Part of the problem is that leadership development needs to produce short-term ROI, not just long-term. Many companies are identifying high-potential future leaders who will be ready 5 to 10 years from now, but not 12 to 18 months. And many organizations can’t agree on what foundational leadership skills they should be training for. Leadership, after all, is different from management -- but research from Brandon Hall Group found from interviews with over 100 different organizations that about a third of leadership development programs are primarily focused on tactical management and process, and another quarter are more focused on business and financial acumen.
Your organization, obviously, is unique, and so are the challenges for which you need to prepare a new generation of leaders. But there’s one area where it seems like everyone could use some improvement: Data. Executives overwhelmingly cite this as the main reason why they don’t think their leadership development programs are working. How are you measuring the impact of these programs, are you getting the right information, and is that information actionable?
As a leader and facilitator, are a few places where you may want to start.
Establish consensus on which competencies you’re developing. You can’t measure results if you’re not in agreement as to what you’re going to be measuring. And 55% of organizations had not reached consensus on what exactly they hoped to achieve among participants in leadership development programs, according to Brandon Hall Group’s research. Are you training leaders to mentor, to make crucial decisions, to improve their relationships with customers, or to uphold and fine-tune the company’s vision? (Usually, it’s all of those and more.) Understand that these goals will vary based on where high-potential individuals are in their careers.
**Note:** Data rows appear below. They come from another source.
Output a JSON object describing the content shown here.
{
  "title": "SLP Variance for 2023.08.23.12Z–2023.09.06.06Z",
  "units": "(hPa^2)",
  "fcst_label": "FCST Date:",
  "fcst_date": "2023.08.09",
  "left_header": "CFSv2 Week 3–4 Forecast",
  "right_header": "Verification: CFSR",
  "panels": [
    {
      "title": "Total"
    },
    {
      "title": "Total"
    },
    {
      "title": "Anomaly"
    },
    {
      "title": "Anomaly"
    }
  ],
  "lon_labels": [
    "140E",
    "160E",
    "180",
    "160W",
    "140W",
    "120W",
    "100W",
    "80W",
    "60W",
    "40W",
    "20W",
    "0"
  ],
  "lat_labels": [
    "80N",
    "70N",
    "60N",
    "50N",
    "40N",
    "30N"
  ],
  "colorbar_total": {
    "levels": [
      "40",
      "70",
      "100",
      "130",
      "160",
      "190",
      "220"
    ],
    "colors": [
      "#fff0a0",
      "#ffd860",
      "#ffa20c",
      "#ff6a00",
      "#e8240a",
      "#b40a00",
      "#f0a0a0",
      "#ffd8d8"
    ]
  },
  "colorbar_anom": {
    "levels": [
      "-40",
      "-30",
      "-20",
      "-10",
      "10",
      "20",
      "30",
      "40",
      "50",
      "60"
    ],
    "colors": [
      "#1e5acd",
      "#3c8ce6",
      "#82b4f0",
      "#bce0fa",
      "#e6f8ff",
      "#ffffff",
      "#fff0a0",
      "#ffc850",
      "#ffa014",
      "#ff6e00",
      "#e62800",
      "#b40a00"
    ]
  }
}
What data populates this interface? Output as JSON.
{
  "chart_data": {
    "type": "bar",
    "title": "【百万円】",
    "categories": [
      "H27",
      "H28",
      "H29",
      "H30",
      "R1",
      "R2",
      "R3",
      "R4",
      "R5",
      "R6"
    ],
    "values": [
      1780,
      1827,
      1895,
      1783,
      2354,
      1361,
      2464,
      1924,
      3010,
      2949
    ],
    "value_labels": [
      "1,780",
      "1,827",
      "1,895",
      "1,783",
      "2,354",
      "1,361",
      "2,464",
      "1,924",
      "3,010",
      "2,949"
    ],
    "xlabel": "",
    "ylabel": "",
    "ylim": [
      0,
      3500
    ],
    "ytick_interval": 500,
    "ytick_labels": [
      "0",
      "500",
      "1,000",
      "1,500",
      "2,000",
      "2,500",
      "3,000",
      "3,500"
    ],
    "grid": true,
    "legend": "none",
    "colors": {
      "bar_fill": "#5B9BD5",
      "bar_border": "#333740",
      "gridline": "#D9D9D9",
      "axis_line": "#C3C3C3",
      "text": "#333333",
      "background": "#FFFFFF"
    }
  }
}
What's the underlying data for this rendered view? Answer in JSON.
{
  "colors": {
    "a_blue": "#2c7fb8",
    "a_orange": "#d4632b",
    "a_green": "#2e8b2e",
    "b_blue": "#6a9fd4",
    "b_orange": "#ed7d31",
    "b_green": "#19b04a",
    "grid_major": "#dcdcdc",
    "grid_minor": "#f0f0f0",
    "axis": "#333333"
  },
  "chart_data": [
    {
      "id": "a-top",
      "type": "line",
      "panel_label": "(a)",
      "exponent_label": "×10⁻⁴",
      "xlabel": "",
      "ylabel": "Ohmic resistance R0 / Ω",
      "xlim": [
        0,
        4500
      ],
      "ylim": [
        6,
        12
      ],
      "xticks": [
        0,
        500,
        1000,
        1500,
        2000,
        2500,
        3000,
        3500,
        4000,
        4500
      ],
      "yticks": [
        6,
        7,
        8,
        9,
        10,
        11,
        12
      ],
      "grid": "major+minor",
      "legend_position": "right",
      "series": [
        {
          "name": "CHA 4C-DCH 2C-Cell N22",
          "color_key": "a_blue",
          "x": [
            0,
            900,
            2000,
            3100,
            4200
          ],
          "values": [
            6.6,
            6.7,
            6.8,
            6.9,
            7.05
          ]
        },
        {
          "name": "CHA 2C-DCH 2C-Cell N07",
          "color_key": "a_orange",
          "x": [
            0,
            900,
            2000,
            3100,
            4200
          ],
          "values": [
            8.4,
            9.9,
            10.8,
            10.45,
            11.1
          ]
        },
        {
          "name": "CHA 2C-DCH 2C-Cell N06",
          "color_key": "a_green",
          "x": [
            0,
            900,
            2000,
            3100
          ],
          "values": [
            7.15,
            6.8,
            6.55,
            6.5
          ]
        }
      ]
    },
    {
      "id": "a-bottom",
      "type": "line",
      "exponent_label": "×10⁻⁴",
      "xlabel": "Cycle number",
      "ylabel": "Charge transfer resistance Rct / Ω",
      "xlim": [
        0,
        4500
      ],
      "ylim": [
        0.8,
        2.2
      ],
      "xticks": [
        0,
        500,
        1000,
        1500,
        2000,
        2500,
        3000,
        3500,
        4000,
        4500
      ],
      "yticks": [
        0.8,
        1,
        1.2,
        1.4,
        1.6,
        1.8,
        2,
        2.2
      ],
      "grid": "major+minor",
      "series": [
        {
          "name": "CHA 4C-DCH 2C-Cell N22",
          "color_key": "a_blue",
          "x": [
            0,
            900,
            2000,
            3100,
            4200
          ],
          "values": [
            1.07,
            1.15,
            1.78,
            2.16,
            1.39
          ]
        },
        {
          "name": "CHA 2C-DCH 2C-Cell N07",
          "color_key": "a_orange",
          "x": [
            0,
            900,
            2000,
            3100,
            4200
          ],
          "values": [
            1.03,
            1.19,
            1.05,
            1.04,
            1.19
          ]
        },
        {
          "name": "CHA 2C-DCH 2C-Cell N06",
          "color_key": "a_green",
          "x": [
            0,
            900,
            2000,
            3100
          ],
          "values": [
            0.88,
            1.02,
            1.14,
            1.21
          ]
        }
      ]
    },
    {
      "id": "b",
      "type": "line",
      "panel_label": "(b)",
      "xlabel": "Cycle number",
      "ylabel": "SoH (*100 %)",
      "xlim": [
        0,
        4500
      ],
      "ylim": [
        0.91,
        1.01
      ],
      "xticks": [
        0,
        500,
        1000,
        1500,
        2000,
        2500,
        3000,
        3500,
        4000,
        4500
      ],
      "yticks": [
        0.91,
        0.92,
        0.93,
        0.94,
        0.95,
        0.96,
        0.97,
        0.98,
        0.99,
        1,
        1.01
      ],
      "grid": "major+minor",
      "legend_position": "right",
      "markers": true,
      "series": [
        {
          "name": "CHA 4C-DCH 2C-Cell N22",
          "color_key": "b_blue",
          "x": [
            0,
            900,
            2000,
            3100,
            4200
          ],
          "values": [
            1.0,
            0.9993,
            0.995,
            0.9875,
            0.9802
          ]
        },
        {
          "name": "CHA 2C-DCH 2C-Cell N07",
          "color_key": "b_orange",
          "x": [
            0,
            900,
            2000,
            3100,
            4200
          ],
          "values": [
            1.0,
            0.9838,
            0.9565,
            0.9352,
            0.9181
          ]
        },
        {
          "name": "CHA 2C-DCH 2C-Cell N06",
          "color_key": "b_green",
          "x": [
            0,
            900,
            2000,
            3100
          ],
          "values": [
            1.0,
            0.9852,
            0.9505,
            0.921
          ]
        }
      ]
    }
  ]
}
Make data collection an ongoing process, and make expectations clear for participants. When I was a high school football coach, years before entering the corporate world, I learned that you can’t just collect feedback from players at the end of a practice, or worse, at the end of a game. Soliciting feedback and the data that can be gathered from it needs to be an ongoing process. But you can’t do this without buy-in from participants. Establish in the very first minutes of your leadership development program that feedback will be solicited regularly and that the program will be adjusted in real-time in response to it. Ensure that participants have access to a system whereby they can keep track of their progress.
Don’t look for data in the wrong place. Just because it’s “data” doesn’t mean it’s helpful or actionable. According to Brandon Hall Group, 42% of companies use employee exit interviews as a means of measuring leadership development. This is an odd place to look for insight into, considering that people often leave their jobs because of their management. This may create a skewed perspective and an inaccurate read on how leaders-in-training are growing within the company.
Share results widely. “Whatever your findings, share them with business leaders,” HR Magazine editor Dori Meinert has written. “While it might be tempting to hide negative results, hoping no one will remember to ask for the analysis, that strategy won’t likely end well.” This will also ensure that everyone in your organization has buy-in. No individual will have all the answers, so keeping yourself accountable with company-wide (or executive suite-wide) reporting can help you fill in some of the gaps you may miss on your own.
As Claude Werder has pointed out, many leadership development programs might actually be more effective than CEOs think -- the companies just can’t prove results. That’s why demonstrating impact with data is so important. With the very nature of work in a state of unprecedented transformation, having leaders ready for both short- and long-term change is key, and you owe it to your workforce to ensure they’re trained for both the challenges and opportunities they’ll face.